Thursday, June 25, 2009

DH09: History and Future of the Book, three presentations

1) 'History and Future of the Book' by Christian Vandendorpe from the University of Ottawa. Author of 'From Papyrus to Hypertext.' In the discrete nature of the written word, readers want more control over their reading matter. The shift from verbal exchanges to written messages: SMS, twitter.... Nicholas Carr, 'Is Google Making us Stupid?,' he can no longer do deep readings; he is always distracted after a few pages. The capacity to concentrate should not be equated with the intimate reading of a novel. McLuhan wrote that 'the mere fact of reading is itself a lulling and semi-hypnotic experience'.(From Cliche to Archtype). Ergative reading is becoming the default mode of reading. The book as a sacred entity is disappearing, since the 1960's as theorized by Foucault and Derrida. From the reader to the wreader (Proust and the Squid). A wish list by Vandendorpe: hyperlink passages and establish relations between all the books of the Universal Library (Kevin Kelly, Scan this Book, in NY TImes, May 14, 2006). The ability to denote basic semantic relations between documents; the ability to visualize those relations in semantic maps that would allow to make immediately known perceptible mass trends.

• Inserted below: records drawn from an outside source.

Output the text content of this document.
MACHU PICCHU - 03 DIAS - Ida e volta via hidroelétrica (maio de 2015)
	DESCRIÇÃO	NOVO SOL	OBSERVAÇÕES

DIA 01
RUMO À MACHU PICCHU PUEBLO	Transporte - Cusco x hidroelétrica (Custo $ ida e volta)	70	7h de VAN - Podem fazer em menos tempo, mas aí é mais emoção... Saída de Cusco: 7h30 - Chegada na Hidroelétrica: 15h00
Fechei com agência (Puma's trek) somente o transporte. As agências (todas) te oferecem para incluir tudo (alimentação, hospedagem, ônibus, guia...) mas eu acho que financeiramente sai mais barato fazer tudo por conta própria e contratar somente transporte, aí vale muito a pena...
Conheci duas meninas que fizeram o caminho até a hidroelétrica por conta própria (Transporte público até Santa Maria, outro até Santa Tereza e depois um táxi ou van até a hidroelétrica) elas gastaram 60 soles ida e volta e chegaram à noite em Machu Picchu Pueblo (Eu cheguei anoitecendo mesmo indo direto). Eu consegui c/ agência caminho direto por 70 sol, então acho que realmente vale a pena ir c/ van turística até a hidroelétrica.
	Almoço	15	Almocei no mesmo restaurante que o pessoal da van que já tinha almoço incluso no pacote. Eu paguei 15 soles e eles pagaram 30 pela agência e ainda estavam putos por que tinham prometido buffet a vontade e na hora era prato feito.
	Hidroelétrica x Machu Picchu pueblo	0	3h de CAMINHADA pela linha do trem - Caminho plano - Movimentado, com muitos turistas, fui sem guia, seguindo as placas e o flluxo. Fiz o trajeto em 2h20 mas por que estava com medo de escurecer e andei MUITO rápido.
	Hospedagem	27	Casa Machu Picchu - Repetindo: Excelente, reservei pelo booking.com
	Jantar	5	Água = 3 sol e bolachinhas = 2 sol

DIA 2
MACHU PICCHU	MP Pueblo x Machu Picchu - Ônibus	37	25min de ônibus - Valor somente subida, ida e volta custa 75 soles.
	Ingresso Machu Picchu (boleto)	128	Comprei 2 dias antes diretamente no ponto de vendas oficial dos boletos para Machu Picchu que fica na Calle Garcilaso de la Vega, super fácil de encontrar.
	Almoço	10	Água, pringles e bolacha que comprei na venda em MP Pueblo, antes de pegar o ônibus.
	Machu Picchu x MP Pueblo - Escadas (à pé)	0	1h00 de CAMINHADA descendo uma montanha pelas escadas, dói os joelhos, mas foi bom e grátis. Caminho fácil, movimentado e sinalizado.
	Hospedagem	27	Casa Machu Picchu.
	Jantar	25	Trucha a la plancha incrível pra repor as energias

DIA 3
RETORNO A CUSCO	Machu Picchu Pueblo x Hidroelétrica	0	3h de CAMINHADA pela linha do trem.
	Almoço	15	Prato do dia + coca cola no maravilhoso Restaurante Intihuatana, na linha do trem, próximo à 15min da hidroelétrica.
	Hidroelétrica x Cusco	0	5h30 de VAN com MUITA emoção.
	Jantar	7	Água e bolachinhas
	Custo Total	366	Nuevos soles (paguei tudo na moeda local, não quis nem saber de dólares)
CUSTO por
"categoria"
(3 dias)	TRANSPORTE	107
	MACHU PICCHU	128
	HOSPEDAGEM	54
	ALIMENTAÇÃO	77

2) 'Expanding Text: D.F. McKenzie's 'text' and New Knowledge Environments' by Richard Cunningham and Alan Galey. inke is a project designed to implement replacements for the book. D.F McKenzie, 'Bibliography and the Sociology of Texts', page 13. (read).

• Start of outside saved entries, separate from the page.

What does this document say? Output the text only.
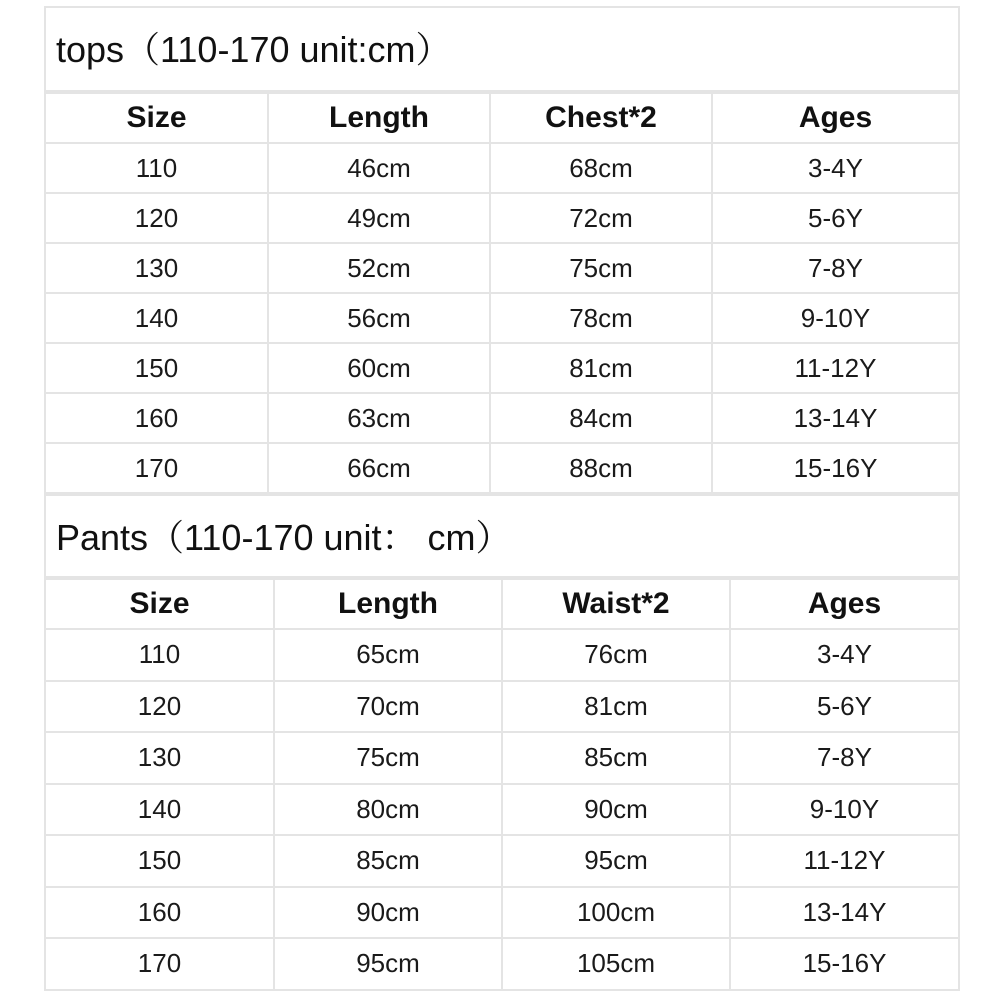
tops（110-170 unit:cm）
Size	Length	Chest*2	Ages
110	46cm	68cm	3-4Y
120	49cm	72cm	5-6Y
130	52cm	75cm	7-8Y
140	56cm	78cm	9-10Y
150	60cm	81cm	11-12Y
160	63cm	84cm	13-14Y
170	66cm	88cm	15-16Y
Pants（110-170 unit： cm）
Size	Length	Waist*2	Ages
110	65cm	76cm	3-4Y
120	70cm	81cm	5-6Y
130	75cm	85cm	7-8Y
140	80cm	90cm	9-10Y
150	85cm	95cm	11-12Y
160	90cm	100cm	13-14Y
170	95cm	105cm	15-16Y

Architectures of the Book: ArchBook Proposal
Will consist of four research groups: Textual studies, reader studies, interface design, information management.
Goals Sought:
Accessibilityand ubiquity of Wikipedia, scholary like the 'History of the Book in Canada,' as an essential introducction to textual scholarship, and have the visual richness of digital resources like the British Library's 'Treasure in Full' (http://www.bl.uk/treasures/treasuresinfull.html) and McMaster University's 'Peace and War in the 20th Century' (pw20c.mcmaster.ca).


3) 'NewRadial: Revisualizing the William Blake Archive' by Jon Saklofske. 'Songs of Innocence and of Experience'. HyperPo , Many-Eyes tools. PaperScope (for astronomy). The NewRadial is in beta but is going to be released soon.